To change the registered agent for an S-Corp in Oregon, you must file an amendment to the Articles of Incorporation with the Oregon Secretary of State and pay the applicable fee.
Do I need to have a business bank account for my S-Corp in Oregon?
Yes, it is recommended that you have a separate business bank account for your S-Corp in Oregon.
How do I obtain a federal Employer Identification Number (EIN) for my S-Corp in Oregon?
You can obtain a federal Employer Identification Number (EIN) for your S-Corp in Oregon by applying online on the IRS website.
Is there a minimum number of shareholders required to form an S-Corp in Oregon?
No, there is no minimum number of shareholders required to form an S-Corp in Oregon.
What are the reporting requirements for an S-Corp in Oregon?
An S-Corp in Oregon must file an annual report with the Oregon Secretary of State and must file taxes with the Oregon Department of Revenue.

Also Read

Why Oregon S Corporation is So Important

So, why is the Oregon S Corporation so important for aspiring entrepreneurs and small business owners? Let’s break it down.

First and foremost, the S Corporation provides a great deal of flexibility when it comes to taxes. Unlike a traditional C Corporation, an S Corporation is not subject to double taxation. This means that the business itself is not taxed on its income – instead, the profits and losses are passed through to the shareholders, who report them on their individual tax returns. This can result in significant tax savings for business owners, allowing them to keep more of their hard-earned money.

Additionally, the S Corporation allows for great flexibility when it comes to ownership and structure. While traditional C Corporations are limited in the number and type of shareholders they can have, S Corporations are much more lenient. This can be particularly advantageous for small businesses that want to have more than 100 shareholders or have non-U.S. citizens or entities as shareholders.

Furthermore, the S Corporation provides protection for the personal assets of its shareholders. In the event that the business incurs debts or faces legal action, the personal assets of the shareholders are generally protected. This can provide peace of mind for business owners who want to protect their personal finances from potential risks associated with their business.

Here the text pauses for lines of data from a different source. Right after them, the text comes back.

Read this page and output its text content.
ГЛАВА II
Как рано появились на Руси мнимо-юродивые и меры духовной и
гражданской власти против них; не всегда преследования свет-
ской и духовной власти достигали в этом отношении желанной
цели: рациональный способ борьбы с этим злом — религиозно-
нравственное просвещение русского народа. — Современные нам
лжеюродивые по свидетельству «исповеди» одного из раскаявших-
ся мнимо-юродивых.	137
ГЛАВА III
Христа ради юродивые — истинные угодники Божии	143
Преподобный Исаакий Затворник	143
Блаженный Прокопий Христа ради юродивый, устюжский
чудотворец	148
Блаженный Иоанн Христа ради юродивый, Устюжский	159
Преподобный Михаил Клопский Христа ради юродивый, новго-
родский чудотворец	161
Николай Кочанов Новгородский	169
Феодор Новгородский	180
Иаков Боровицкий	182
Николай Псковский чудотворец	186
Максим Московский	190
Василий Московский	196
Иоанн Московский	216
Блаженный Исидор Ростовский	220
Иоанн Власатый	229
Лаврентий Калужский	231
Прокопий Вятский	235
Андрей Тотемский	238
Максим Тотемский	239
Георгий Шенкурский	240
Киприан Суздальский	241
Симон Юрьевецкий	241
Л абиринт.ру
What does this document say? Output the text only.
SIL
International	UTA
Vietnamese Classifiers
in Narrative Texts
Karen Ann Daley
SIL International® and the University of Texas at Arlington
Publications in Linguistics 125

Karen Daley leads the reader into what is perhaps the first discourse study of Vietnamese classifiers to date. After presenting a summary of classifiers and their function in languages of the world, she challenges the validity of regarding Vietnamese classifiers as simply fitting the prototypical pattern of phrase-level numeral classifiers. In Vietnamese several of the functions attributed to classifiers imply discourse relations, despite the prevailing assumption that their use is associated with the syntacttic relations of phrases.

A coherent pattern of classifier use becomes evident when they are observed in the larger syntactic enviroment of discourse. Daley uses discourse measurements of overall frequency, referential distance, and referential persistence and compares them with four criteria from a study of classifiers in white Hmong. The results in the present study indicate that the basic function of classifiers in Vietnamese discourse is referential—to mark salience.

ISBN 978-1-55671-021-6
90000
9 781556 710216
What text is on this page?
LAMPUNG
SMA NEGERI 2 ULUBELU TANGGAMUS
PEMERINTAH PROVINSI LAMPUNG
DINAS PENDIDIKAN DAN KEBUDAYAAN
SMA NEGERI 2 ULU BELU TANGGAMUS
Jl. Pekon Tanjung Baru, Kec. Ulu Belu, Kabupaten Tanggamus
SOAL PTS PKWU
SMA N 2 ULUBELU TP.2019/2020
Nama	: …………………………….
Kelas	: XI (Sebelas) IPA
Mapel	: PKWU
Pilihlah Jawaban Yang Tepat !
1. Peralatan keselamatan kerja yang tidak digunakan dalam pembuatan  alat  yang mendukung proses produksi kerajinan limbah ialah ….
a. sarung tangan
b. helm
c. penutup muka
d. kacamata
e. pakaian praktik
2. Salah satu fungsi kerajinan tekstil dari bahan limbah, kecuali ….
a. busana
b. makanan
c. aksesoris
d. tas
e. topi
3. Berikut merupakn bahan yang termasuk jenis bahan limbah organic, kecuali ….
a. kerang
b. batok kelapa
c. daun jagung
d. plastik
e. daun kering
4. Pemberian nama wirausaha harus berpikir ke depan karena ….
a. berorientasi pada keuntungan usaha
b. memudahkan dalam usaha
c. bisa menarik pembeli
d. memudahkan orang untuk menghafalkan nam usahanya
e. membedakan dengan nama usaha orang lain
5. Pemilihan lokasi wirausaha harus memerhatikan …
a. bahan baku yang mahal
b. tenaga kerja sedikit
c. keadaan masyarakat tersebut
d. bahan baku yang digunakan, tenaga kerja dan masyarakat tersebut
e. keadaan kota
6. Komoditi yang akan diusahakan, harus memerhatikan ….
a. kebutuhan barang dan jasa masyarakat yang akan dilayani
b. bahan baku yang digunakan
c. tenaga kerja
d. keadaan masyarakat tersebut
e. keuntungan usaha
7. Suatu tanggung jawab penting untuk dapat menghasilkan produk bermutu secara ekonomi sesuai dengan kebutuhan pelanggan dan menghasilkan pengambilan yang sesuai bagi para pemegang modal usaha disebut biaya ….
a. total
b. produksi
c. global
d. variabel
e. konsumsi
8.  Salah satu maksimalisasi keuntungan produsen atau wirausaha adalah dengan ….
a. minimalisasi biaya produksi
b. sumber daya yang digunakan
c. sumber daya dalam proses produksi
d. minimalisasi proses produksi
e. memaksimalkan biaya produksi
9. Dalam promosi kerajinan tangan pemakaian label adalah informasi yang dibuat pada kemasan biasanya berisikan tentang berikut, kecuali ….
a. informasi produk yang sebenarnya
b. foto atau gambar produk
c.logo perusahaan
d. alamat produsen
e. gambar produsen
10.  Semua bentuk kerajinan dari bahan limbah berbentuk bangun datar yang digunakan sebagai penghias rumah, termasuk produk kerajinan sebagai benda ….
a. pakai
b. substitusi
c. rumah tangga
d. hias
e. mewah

Another key benefit of the Oregon S Corporation is the ability to attract investors. By structuring their business as an S Corporation, entrepreneurs can offer investors the potential for tax-free income, making their investment more appealing. This can help small businesses secure the funding they need to grow and expand, ultimately leading to greater success in the long run.

In addition to these financial benefits, the Oregon S Corporation also offers simplified compliance requirements. Compared to C Corporations, S Corporations have fewer formalities and paperwork to deal with. This can save small business owners time and resources, allowing them to focus on running and growing their businesses rather than getting bogged down in administrative tasks.

Overall, the Oregon S Corporation is a valuable option for small businesses looking to maximize their financial flexibility, protect their personal assets, attract investors, and simplify their compliance requirements. By choosing this business structure, entrepreneurs can set themselves up for success and ensure that their businesses are well-positioned for growth in the future.

Conclusion

In conclusion, starting an S-corp in Oregon is a strategic choice for entrepreneurs seeking the benefits of limited liability and favorable tax treatment. One can successfully establish an S-corp by following the outlined steps, including selecting a unique name, filing the Articles of Incorporation, obtaining necessary licenses, and adhering to state-specific regulations. Ultimately, this corporate structure offers a strong foundation for business growth and protection, making it a worthwhile consideration for those looking to launch a venture in Oregon.